Como mostra a figura acima, com exceção de fevereiro, março, abril e junho deste ano, as importações mensais de enxofre da China nos seis meses restantes apresentaram diferentes graus de crescimento em comparação com o mesmo período dos dois anos anteriores. Em especial, após o segundo trimestre, a taxa de utilização da capacidade da principal indústria de fertilizantes fosfatados se recuperou e operou em um nível relativamente alto por um período, e a melhora da demanda impulsionou o ambiente de negociação do mercado, além de aumentar a confiança da indústria em relação às condições de mercado. Consequentemente, os dados de importação de enxofre dos meses em questão apresentaram um desempenho relativamente bom.

Do ponto de vista dos parceiros comerciais de importação, em outubro de 2023, principal fonte de importações de enxofre da China, o volume total importado foi de apenas 303.200 toneladas, o que representa uma queda de 38,30% em relação ao mês anterior e corresponde a apenas 30,10% do volume total de importações em outubro. Os Emirados Árabes Unidos são o único país do Oriente Médio a ocupar a terceira posição em termos de dados de importação por parceiro comercial. O Canadá liderou a lista com 209.600 toneladas, representando 21,01% das importações de enxofre da China em outubro. O Cazaquistão ficou em segundo lugar, com 150.500 toneladas, representando 15,09% das importações de enxofre da China em outubro; os Emirados Árabes Unidos, a Coreia do Sul e o Japão ocupam as posições de terceiro a quinto lugar.
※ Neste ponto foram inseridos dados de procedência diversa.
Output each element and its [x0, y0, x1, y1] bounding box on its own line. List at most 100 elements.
No ranking das importações acumuladas de enxofre da China por parceiros comerciais, de janeiro a outubro deste ano, os três primeiros continuam sendo ocupados por um único país do Oriente Médio: os Emirados Árabes Unidos. Em primeiro lugar está o Canadá, de onde a China importou 1,127 milhão de toneladas de enxofre, representando 15,11% do total importado pela China no período. Em segundo lugar está a Coreia do Sul, com 972.700 toneladas, o que corresponde a 13,04% do total. De fato, a redução das importações de enxofre da China no Oriente Médio já era evidente desde o ano passado, com a demanda da Indonésia, que, com sua capacidade de absorver recursos a preços elevados, absorveu parte das importações do Oriente Médio. Além do alto preço do enxofre na região, os comerciantes chineses abandonaram a postura impulsiva e relativamente racional anterior em relação ao mercado. O crescimento contínuo do volume de importações domésticas é um fator importante para a redução das importações de enxofre da China provenientes do Oriente Médio.

Até o momento, os dados da Longhong Information mostram que o volume portuário de importações de enxofre doméstico em novembro foi de aproximadamente 550 a 650 mil toneladas (principalmente devido à grande quantidade de enxofre sólido que chegou aos portos do sul). Assim, estima-se que as importações totais de enxofre da China de janeiro a novembro de 2023 tenham grandes chances de ultrapassar 8 milhões de toneladas, mesmo que as importações domésticas de enxofre em dezembro deste ano sejam basicamente as mesmas de dezembro de 2022. Em 2023, espera-se que as importações totais de enxofre da China se aproximem ou até mesmo ultrapassem 8,5 milhões de toneladas. Portanto, considerando o significativo aumento das importações domésticas neste ano, a quantidade de recursos importados também deverá atingir o nível de 2020 e 2021. Resta aguardar para ver.